Prior to the decision in ACA Int’l, the district court held that Textmunication was not an ATDS because it lacked the present or potential capacity “to store or produce telephone numbers to be called, using a random or sequential number generator” and granted summary judgment for Crunch.  Marks appealed the decision, and following his appeal, ACA Int’l was decided.  The Ninth Circuit then reversed, holding that a system could be an ATDS if it has the capacity to store a list of numbers and call those numbers automatically, even if the system does not have the ability to generate random or sequential lists of numbers.  In doing so, the Ninth Circuit first reviewed the statutory definition of ATDS as set forth by Congress in 1991 and determined that the provision is ambiguous, and, accordingly, that it was appropriate to look to the context and structure of the statutory scheme.  The Ninth Circuit found that Congress intended to regulate devices that make automatic calls, including those devices that make automatic calls from lists of recipients, rather than utilizing a random or sequential number generator.  The Ninth Circuit rejected Crunch’s argument that because the system was not fully automatic, it did not qualify as an ATDS, holding that Congress had been clear that it was targeting equipment that could engage in automatic dialing rather than equipment that operated without any human oversight or contact.  The Ninth Circuit remanded the matter back to the district court for further proceedings.

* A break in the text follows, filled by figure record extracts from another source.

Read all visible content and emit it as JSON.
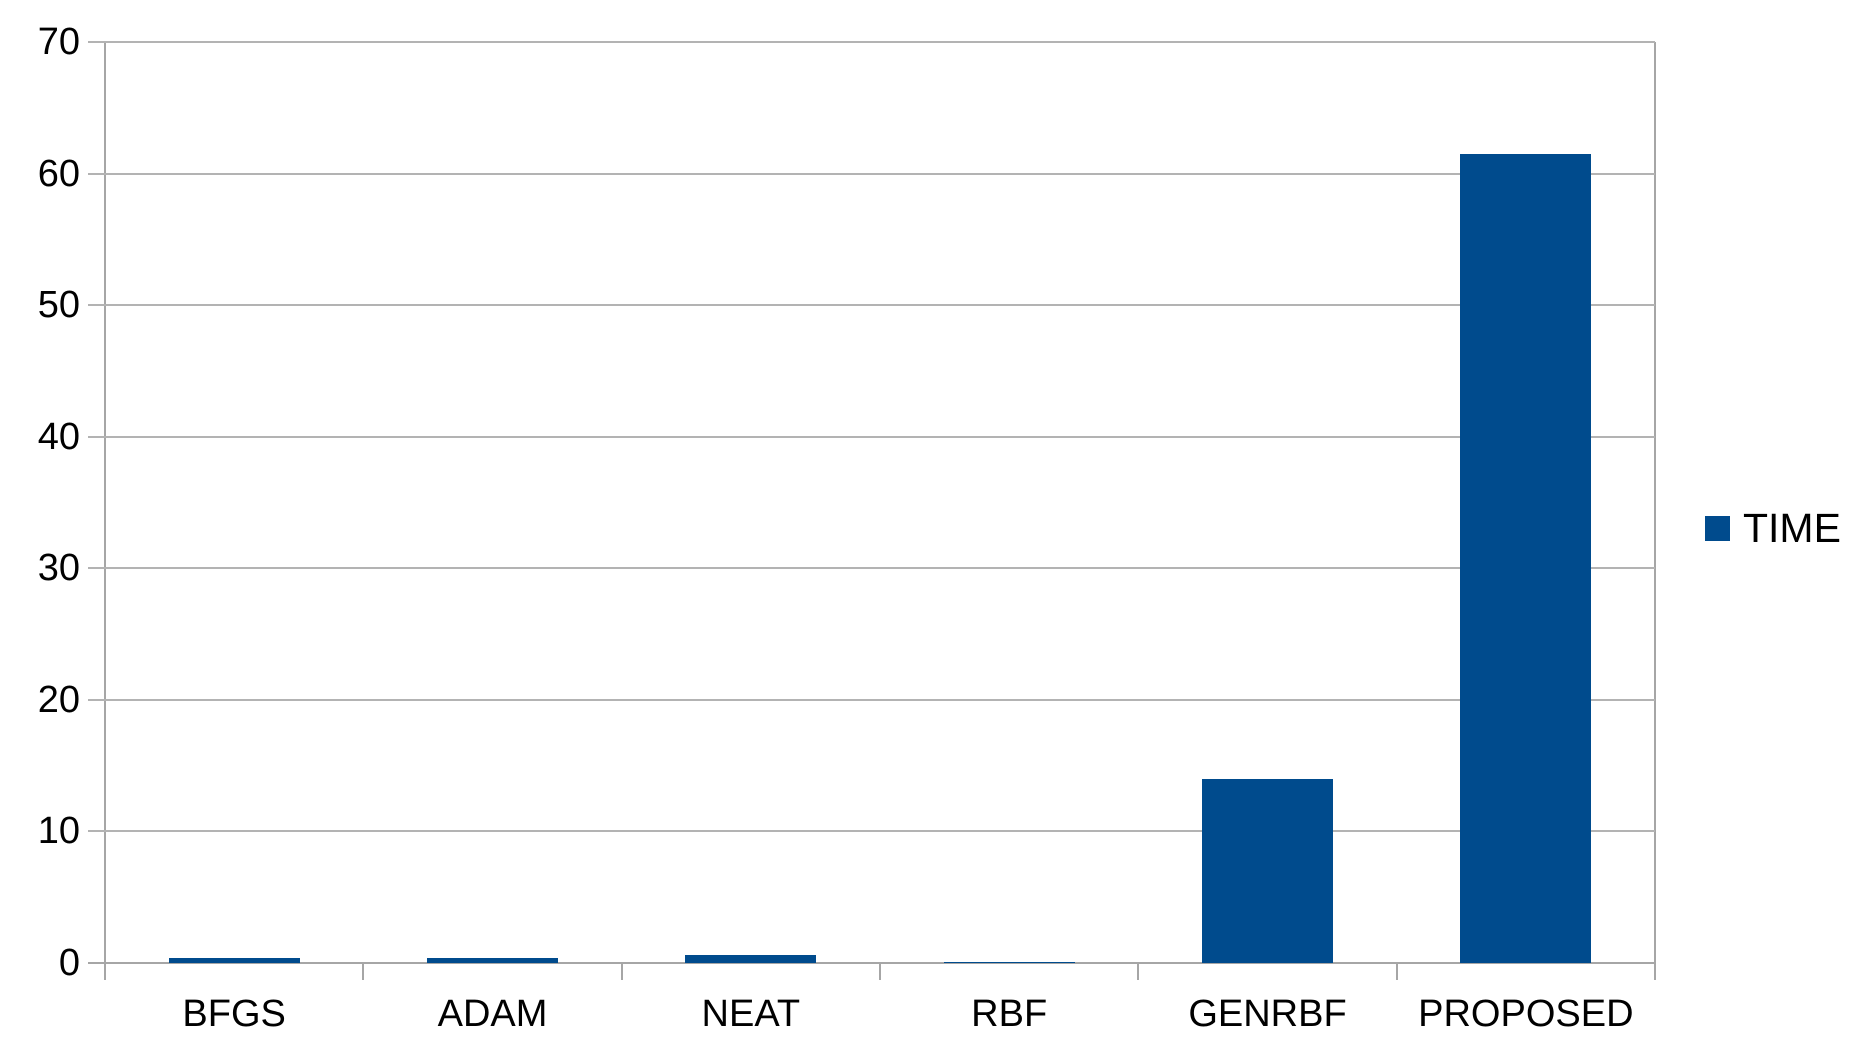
{
  "chart_data": {
    "type": "bar",
    "title": "",
    "xlabel": "",
    "ylabel": "",
    "categories": [
      "BFGS",
      "ADAM",
      "NEAT",
      "RBF",
      "GENRBF",
      "PROPOSED"
    ],
    "series": [
      {
        "name": "TIME",
        "values": [
          0.4,
          0.35,
          0.6,
          0.05,
          14,
          61.5
        ],
        "color": "#004b8d"
      }
    ],
    "ylim": [
      0,
      70
    ],
    "ytick_step": 10,
    "ytick_labels": [
      "0",
      "10",
      "20",
      "30",
      "40",
      "50",
      "60",
      "70"
    ],
    "grid": true,
    "legend_position": "right",
    "colors": {
      "bar": "#004b8d",
      "gridline": "#b3b3b3",
      "axis": "#a6a6a6",
      "text": "#000000",
      "background": "#ffffff"
    }
  }
}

In addition to the Ninth Circuit, several other courts have discussed the effect of ACA Int’l on the definition of ATDS:

  • In Gonzalez v. Ocwen Loan Servicing, LLC, the Court concluded that a predictive dialer that lacks the capacity to generate random or sequential telephone numbers and dial them, but it does include a predictive dialer that has the “present ability” to do so.

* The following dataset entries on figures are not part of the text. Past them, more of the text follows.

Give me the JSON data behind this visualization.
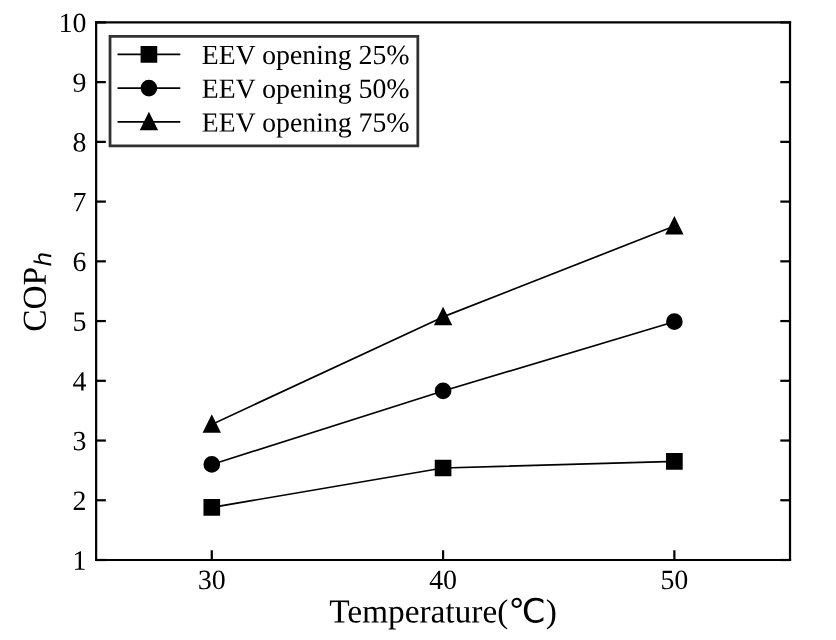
{
  "chart_data": {
    "type": "line",
    "xlabel": "Temperature(℃)",
    "ylabel": "COP$_{h}$",
    "x": [
      30,
      40,
      50
    ],
    "series": [
      {
        "name": "EEV opening 25%",
        "color": "#000000",
        "marker": "square",
        "values": [
          1.88,
          2.54,
          2.65
        ]
      },
      {
        "name": "EEV opening 50%",
        "color": "#000000",
        "marker": "circle",
        "values": [
          2.6,
          3.83,
          4.99
        ]
      },
      {
        "name": "EEV opening 75%",
        "color": "#000000",
        "marker": "triangle",
        "values": [
          3.27,
          5.07,
          6.59
        ]
      }
    ],
    "xlim": [
      25,
      55
    ],
    "xticks": [
      30,
      40,
      50
    ],
    "ylim": [
      1,
      10
    ],
    "yticks": [
      1,
      2,
      3,
      4,
      5,
      6,
      7,
      8,
      9,
      10
    ],
    "grid": false,
    "legend": "top left",
    "line_style": "solid"
  }
}
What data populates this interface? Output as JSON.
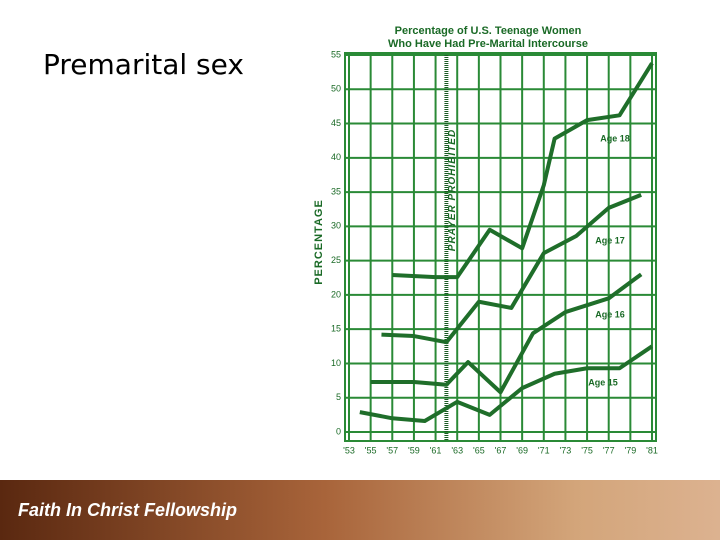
{
  "slide": {
    "title": "Premarital sex",
    "footer": "Faith In Christ Fellowship"
  },
  "chart_data": {
    "type": "line",
    "title": [
      "Percentage of U.S. Teenage Women",
      "Who Have Had Pre-Marital Intercourse"
    ],
    "ylabel": "PERCENTAGE",
    "annotation": {
      "text": "PRAYER PROHIBITED",
      "x": 1962
    },
    "xlim": [
      1953,
      1981
    ],
    "xticks": [
      {
        "value": 1953,
        "label": "'53"
      },
      {
        "value": 1955,
        "label": "'55"
      },
      {
        "value": 1957,
        "label": "'57"
      },
      {
        "value": 1959,
        "label": "'59"
      },
      {
        "value": 1961,
        "label": "'61"
      },
      {
        "value": 1963,
        "label": "'63"
      },
      {
        "value": 1965,
        "label": "'65"
      },
      {
        "value": 1967,
        "label": "'67"
      },
      {
        "value": 1969,
        "label": "'69"
      },
      {
        "value": 1971,
        "label": "'71"
      },
      {
        "value": 1973,
        "label": "'73"
      },
      {
        "value": 1975,
        "label": "'75"
      },
      {
        "value": 1977,
        "label": "'77"
      },
      {
        "value": 1979,
        "label": "'79"
      },
      {
        "value": 1981,
        "label": "'81"
      }
    ],
    "ylim": [
      0,
      55
    ],
    "yticks": [
      0,
      5,
      10,
      15,
      20,
      25,
      30,
      35,
      40,
      45,
      50,
      55
    ],
    "grid": true,
    "series": [
      {
        "name": "Age 18",
        "color": "#1f6e2a",
        "x": [
          1957,
          1961,
          1963,
          1966,
          1969,
          1971,
          1972,
          1975,
          1978,
          1981
        ],
        "values": [
          22.9,
          22.6,
          22.6,
          29.5,
          26.8,
          36,
          42.8,
          45.5,
          46.2,
          53.8
        ]
      },
      {
        "name": "Age 17",
        "color": "#1f6e2a",
        "x": [
          1956,
          1959,
          1962,
          1965,
          1968,
          1971,
          1974,
          1977,
          1980
        ],
        "values": [
          14.2,
          14,
          13.1,
          19,
          18.1,
          26.1,
          28.6,
          32.7,
          34.6
        ]
      },
      {
        "name": "Age 16",
        "color": "#1f6e2a",
        "x": [
          1955,
          1959,
          1962,
          1964,
          1967,
          1970,
          1973,
          1977,
          1980
        ],
        "values": [
          7.3,
          7.3,
          6.9,
          10.2,
          5.8,
          14.4,
          17.5,
          19.5,
          23
        ]
      },
      {
        "name": "Age 15",
        "color": "#1f6e2a",
        "x": [
          1954,
          1957,
          1960,
          1963,
          1966,
          1969,
          1972,
          1975,
          1978,
          1981
        ],
        "values": [
          2.9,
          2,
          1.6,
          4.4,
          2.5,
          6.4,
          8.5,
          9.3,
          9.3,
          12.5
        ]
      }
    ]
  }
}
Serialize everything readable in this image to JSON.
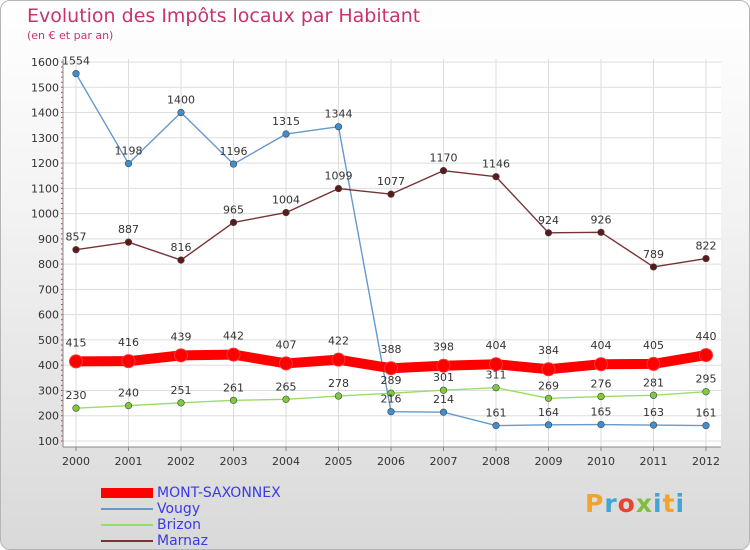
{
  "title": "Evolution des Impôts locaux par Habitant",
  "subtitle": "(en € et par an)",
  "brand": {
    "text": "Proxiti",
    "colors": [
      "#f2a32a",
      "#3fa7d6",
      "#e5442e",
      "#7fbf3f",
      "#3fa7d6",
      "#f2a32a",
      "#3fa7d6"
    ]
  },
  "chart_data": {
    "type": "line",
    "x": [
      "2000",
      "2001",
      "2002",
      "2003",
      "2004",
      "2005",
      "2006",
      "2007",
      "2008",
      "2009",
      "2010",
      "2011",
      "2012"
    ],
    "yticks": [
      "100",
      "200",
      "300",
      "400",
      "500",
      "600",
      "700",
      "800",
      "900",
      "1000",
      "1100",
      "1200",
      "1300",
      "1400",
      "1500",
      "1600"
    ],
    "ylim": [
      100,
      1600
    ],
    "grid": true,
    "legend_position": "bottom-left",
    "series": [
      {
        "name": "MONT-SAXONNEX",
        "color": "#ff0000",
        "marker": "#ff0000",
        "bold": true,
        "values": [
          415,
          416,
          439,
          442,
          407,
          422,
          388,
          398,
          404,
          384,
          404,
          405,
          440
        ]
      },
      {
        "name": "Vougy",
        "color": "#6699cc",
        "marker": "#3f8fd0",
        "values": [
          1554,
          1198,
          1400,
          1196,
          1315,
          1344,
          216,
          214,
          161,
          164,
          165,
          163,
          161
        ]
      },
      {
        "name": "Brizon",
        "color": "#99dd66",
        "marker": "#7ccc3c",
        "values": [
          230,
          240,
          251,
          261,
          265,
          278,
          289,
          301,
          311,
          269,
          276,
          281,
          295
        ]
      },
      {
        "name": "Marnaz",
        "color": "#773333",
        "marker": "#5c1a1a",
        "values": [
          857,
          887,
          816,
          965,
          1004,
          1099,
          1077,
          1170,
          1146,
          924,
          926,
          789,
          822
        ]
      }
    ]
  }
}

  • In Washington v. Six Continents Hotels, Inc., the Court agreed that ACA Int’l set aside not only the FCC’s 2015 ruling but also the FCC’s historic treatment of which devices qualify as an ATDS. 16-3719, 2018 WL 4092024, at *3 (C.D. Cal. Aug. 24, 2018)  The Court then determined that the complaint adequately alleged the use of an ATDS by claiming that the defendant “acquired Plaintiff’s number, stored it in a database connected to its telephonic or computer system . . . [the system] . . . has the capacity to generate random numbers . . . has the capacity to generate sequential numbers . . . [and] has the capacity to store and dial the random or sequential numbers it generates just like it stored and dialed Plaintiff’s number.”  Id.

  • In Heard v. Nationstar Mortg. LLC, the Court held that a system that could and did store customer information for at least 24 hours and did not have the capacity to store or produce telephone numbers to be called using a random or sequential number generator fell within the definition of ATDS. 16-694, 2018 WL 4028116, at *5-6 & n.2 (N.D. Ala. Aug. 23, 2018).

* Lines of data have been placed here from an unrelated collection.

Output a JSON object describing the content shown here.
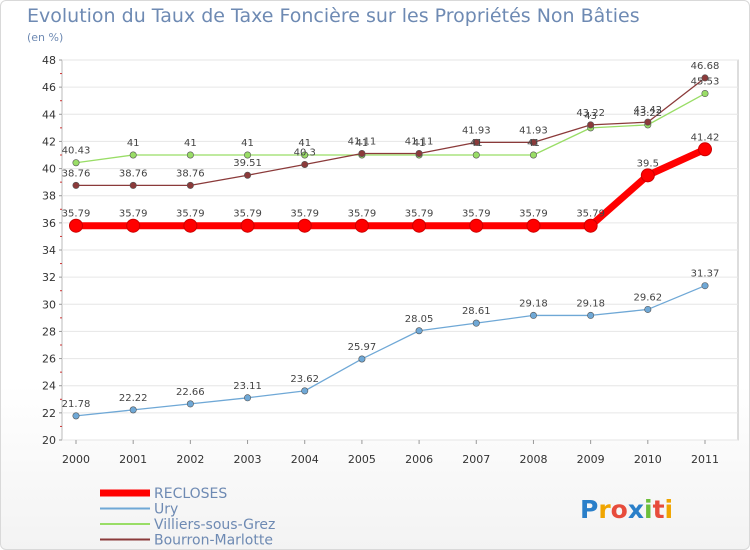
{
  "chart_data": {
    "type": "line",
    "title": "Evolution du Taux de Taxe Foncière sur les Propriétés Non Bâties",
    "subtitle": "(en %)",
    "categories": [
      "2000",
      "2001",
      "2002",
      "2003",
      "2004",
      "2005",
      "2006",
      "2007",
      "2008",
      "2009",
      "2010",
      "2011"
    ],
    "ylim": [
      20,
      48
    ],
    "yticks": [
      20,
      22,
      24,
      26,
      28,
      30,
      32,
      34,
      36,
      38,
      40,
      42,
      44,
      46,
      48
    ],
    "series": [
      {
        "name": "RECLOSES",
        "color": "#ff0000",
        "values": [
          35.79,
          35.79,
          35.79,
          35.79,
          35.79,
          35.79,
          35.79,
          35.79,
          35.79,
          35.79,
          39.5,
          41.42
        ],
        "labels": [
          "35.79",
          "35.79",
          "35.79",
          "35.79",
          "35.79",
          "35.79",
          "35.79",
          "35.79",
          "35.79",
          "35.79",
          "39.5",
          "41.42"
        ]
      },
      {
        "name": "Ury",
        "color": "#6fa8d6",
        "values": [
          21.78,
          22.22,
          22.66,
          23.11,
          23.62,
          25.97,
          28.05,
          28.61,
          29.18,
          29.18,
          29.62,
          31.37
        ],
        "labels": [
          "21.78",
          "22.22",
          "22.66",
          "23.11",
          "23.62",
          "25.97",
          "28.05",
          "28.61",
          "29.18",
          "29.18",
          "29.62",
          "31.37"
        ]
      },
      {
        "name": "Villiers-sous-Grez",
        "color": "#99dd66",
        "values": [
          40.43,
          41,
          41,
          41,
          41,
          41,
          41,
          41,
          41,
          43,
          43.22,
          45.53
        ],
        "labels": [
          "40.43",
          "41",
          "41",
          "41",
          "41",
          "41",
          "41",
          "41",
          "41",
          "43",
          "43.22",
          "45.53"
        ]
      },
      {
        "name": "Bourron-Marlotte",
        "color": "#8b3a3a",
        "values": [
          38.76,
          38.76,
          38.76,
          39.51,
          40.3,
          41.11,
          41.11,
          41.93,
          41.93,
          43.22,
          43.42,
          46.68
        ],
        "labels": [
          "38.76",
          "38.76",
          "38.76",
          "39.51",
          "40.3",
          "41.11",
          "41.11",
          "41.93",
          "41.93",
          "43.22",
          "43.42",
          "46.68"
        ]
      }
    ]
  },
  "legend": {
    "items": [
      {
        "name": "RECLOSES",
        "color": "#ff0000",
        "text_color": "#6e8ab3"
      },
      {
        "name": "Ury",
        "color": "#6fa8d6",
        "text_color": "#6e8ab3"
      },
      {
        "name": "Villiers-sous-Grez",
        "color": "#99dd66",
        "text_color": "#6e8ab3"
      },
      {
        "name": "Bourron-Marlotte",
        "color": "#8b3a3a",
        "text_color": "#6e8ab3"
      }
    ]
  },
  "logo": {
    "text": "Proxiti"
  }
}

  • In King v. Time Warner Cable Inc., the Second Circuit determined that qualification as an ATDS was limited to those devices that were “capable at the time of use” of performing the functions of an autodialer, absent any modifications to the device’s hardware or software. 849 F.3d 473, 476–77 (2d Cir. 2018).
  • In Dominguez ex rel Himself v. Yahoo, Inc., the Court held that, absent any evidence that the device had the capacity to generate random or sequential telephone numbers and dial those numbers, the plaintiff failed to show that the text messaging system was an ATDS in light of ACA Int’l. 894 F.3d 116, 119 (3d Cir. 2018).

Given the split among courts on how to interpret ATDS, uncertainty will continue to prevail until there is additional clarification, either from the Supreme Court or the FCC.  The FCC has requested further comment from the public regarding the interpretation of the TCPA in light of this decision.